Monday, July 14, 2014

Mealplan

A very dear friend of mine and I were texting to one another the other day...she asked if I would care for a blog post written by her. As a fellow ED survivor and addict, I was more than thrilled to hear her thoughts. What I received was astoundingly painful to read for me. Not only because she is my gumba, my good friend, my strong shoulder. But also because it infuriates me the power of this disease. And how some think it is nothing but a striving to 'look good.' Just last summer, I had an acquaintance email me asking me how I started my "disease."
She just wanted to lose some weight...drop a couple of pounds...shed some winter weight. My friends...this amounts to nothing in comparison with an eating disorder. Whatever spectrum you are on throughout the ED scale, it will only end one way.
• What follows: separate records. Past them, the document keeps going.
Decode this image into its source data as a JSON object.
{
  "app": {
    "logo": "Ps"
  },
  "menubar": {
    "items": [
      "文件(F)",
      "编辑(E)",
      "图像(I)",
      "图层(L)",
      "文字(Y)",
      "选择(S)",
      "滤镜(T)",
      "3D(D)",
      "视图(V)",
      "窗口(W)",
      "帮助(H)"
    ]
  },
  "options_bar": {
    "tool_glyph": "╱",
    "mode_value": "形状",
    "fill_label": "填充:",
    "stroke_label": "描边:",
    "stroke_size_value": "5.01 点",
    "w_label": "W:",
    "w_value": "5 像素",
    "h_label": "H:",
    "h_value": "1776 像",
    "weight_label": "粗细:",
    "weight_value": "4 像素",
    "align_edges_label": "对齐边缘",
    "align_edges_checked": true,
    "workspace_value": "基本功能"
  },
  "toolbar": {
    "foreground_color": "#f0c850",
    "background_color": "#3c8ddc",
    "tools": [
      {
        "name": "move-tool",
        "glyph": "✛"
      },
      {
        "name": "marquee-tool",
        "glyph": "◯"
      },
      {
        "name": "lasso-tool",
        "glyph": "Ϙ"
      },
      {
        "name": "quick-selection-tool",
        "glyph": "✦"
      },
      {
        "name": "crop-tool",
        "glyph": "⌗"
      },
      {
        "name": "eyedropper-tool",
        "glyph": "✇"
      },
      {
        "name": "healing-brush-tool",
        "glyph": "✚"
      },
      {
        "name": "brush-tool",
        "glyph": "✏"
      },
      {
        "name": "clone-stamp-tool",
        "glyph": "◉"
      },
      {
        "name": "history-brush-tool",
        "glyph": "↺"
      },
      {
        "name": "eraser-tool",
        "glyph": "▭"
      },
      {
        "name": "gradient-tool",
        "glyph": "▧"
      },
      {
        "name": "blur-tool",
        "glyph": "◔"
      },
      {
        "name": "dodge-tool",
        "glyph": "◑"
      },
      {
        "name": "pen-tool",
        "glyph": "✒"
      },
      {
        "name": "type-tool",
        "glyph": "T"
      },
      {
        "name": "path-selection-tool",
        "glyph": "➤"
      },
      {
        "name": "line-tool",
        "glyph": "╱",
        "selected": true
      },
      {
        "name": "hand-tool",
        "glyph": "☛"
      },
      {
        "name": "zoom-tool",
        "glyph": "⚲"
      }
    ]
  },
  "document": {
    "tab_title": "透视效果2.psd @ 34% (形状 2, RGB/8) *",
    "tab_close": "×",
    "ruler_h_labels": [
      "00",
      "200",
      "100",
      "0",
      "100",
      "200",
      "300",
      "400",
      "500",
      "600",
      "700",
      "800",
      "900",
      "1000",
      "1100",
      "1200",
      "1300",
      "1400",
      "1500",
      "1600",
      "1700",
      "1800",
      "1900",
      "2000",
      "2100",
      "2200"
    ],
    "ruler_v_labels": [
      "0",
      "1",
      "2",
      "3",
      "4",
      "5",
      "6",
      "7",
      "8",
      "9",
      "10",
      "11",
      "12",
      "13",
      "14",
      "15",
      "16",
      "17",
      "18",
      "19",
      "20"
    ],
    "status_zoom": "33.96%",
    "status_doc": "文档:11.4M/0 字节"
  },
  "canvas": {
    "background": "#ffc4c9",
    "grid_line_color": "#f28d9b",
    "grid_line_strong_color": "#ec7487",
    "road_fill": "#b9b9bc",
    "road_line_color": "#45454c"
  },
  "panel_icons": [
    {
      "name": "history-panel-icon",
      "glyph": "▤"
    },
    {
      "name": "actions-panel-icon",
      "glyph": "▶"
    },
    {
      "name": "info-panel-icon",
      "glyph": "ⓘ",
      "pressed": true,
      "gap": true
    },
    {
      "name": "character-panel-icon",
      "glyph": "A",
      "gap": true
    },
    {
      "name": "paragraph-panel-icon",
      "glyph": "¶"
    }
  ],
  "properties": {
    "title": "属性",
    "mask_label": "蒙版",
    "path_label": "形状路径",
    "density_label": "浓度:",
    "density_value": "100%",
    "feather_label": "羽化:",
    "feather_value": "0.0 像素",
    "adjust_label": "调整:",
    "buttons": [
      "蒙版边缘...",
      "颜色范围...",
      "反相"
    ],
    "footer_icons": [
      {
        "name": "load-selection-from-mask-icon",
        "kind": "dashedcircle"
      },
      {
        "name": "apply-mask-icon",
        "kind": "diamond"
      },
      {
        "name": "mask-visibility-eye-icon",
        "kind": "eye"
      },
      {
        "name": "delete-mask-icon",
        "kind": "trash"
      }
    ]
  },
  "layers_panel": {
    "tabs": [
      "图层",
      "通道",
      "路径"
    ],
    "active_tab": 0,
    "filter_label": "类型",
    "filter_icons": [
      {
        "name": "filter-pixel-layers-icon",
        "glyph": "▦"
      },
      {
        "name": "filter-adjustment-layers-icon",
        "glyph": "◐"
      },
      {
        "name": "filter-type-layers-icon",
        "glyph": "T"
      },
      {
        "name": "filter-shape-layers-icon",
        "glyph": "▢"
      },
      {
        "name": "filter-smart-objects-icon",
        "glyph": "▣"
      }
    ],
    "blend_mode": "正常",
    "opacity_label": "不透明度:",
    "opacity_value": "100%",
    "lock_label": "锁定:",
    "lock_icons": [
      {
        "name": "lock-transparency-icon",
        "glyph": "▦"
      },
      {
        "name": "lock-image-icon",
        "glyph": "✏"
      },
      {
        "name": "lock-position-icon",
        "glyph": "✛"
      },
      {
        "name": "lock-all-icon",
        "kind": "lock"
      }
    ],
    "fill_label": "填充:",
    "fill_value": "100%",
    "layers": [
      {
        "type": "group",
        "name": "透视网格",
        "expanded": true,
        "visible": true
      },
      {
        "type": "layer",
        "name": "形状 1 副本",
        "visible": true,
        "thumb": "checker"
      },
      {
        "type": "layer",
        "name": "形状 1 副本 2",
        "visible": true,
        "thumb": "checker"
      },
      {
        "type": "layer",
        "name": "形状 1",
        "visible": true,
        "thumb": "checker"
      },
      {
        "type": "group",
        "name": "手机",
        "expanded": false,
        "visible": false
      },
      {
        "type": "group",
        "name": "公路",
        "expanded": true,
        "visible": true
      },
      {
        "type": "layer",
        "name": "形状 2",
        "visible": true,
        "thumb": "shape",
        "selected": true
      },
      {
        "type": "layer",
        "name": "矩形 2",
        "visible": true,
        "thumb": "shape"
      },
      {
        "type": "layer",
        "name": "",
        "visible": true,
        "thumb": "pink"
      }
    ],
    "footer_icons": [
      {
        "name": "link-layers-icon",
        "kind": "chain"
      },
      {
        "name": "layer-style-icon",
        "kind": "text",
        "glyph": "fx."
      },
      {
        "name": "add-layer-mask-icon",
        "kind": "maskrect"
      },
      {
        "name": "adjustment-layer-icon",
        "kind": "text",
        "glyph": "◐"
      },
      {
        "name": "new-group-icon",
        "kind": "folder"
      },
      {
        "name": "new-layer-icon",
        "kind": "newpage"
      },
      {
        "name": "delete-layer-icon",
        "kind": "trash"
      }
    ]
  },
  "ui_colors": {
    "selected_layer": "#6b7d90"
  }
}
Death.
This post is dedicated to the further education and awareness of what ED really is like. Cheers~

“Dude, if you make a meal plan, the one you follow, I promise to stick to it to a tee so that I can have a body that is remotely close to as perfect as yours” This was the 2nd text message I got this week along those lines. Me? Make a meal plan? Well, I am a pretty decent nutritionist and extraordinarily knowledgeable about the science behind food. Therefore, I am more than capable of making a successful meal plan. However, my friends asked me for MY meal plan. The truth is, yesterday I ate 2 bites of a pb and j so I didn't pass out again this week. the day before that I had a side kale salad from a vegan bar. Today is Sunday. Those were the two solid "meals" that I’ve had in the past 7 days. The truth is, I’m more than happy that my friends don't “understand” how I "do it". The truth is, "how I do it" is by depriving my body of the vital nutrients that it needs to survive. The truth is, I have the heart of an 80 year old. I have virtually no stomach lining. I have ulcerative colitis and well as chronic bleeding ulcers. I used to have Mallory Weiss tears that have scarred my esophagus, a growth on my vocal chords and have permanently affected my voice. I have Osteopenia, which is the stage before Osteoporosis. I get pneumonia or bronchitis every year because I have no immune system and horrible kidneys. The truth is my medical problems and health is much more than I listed above. The truth is that the average 23 year old does doesn't face a fraction of what I listed above. The truth is while I was texting my friend last night about how I was loving life, the sunshine, teaching yoga and my blossoming art company, I was simultaneously carving the word tainted into my inner thigh with a razor. Sober. The truth is, that merely knowing why I do what I do doesn’t change my powerful disconnect between my head and my heart. The truth is, if you knew the truth, and you still believe that my body is perfect, than you want to walk around with an invisible noose around your neck like I have been for 15 years. There is nothing glamorous about anorexia, bulimia or any eating disorder. Friends, do you still want my meal plan?"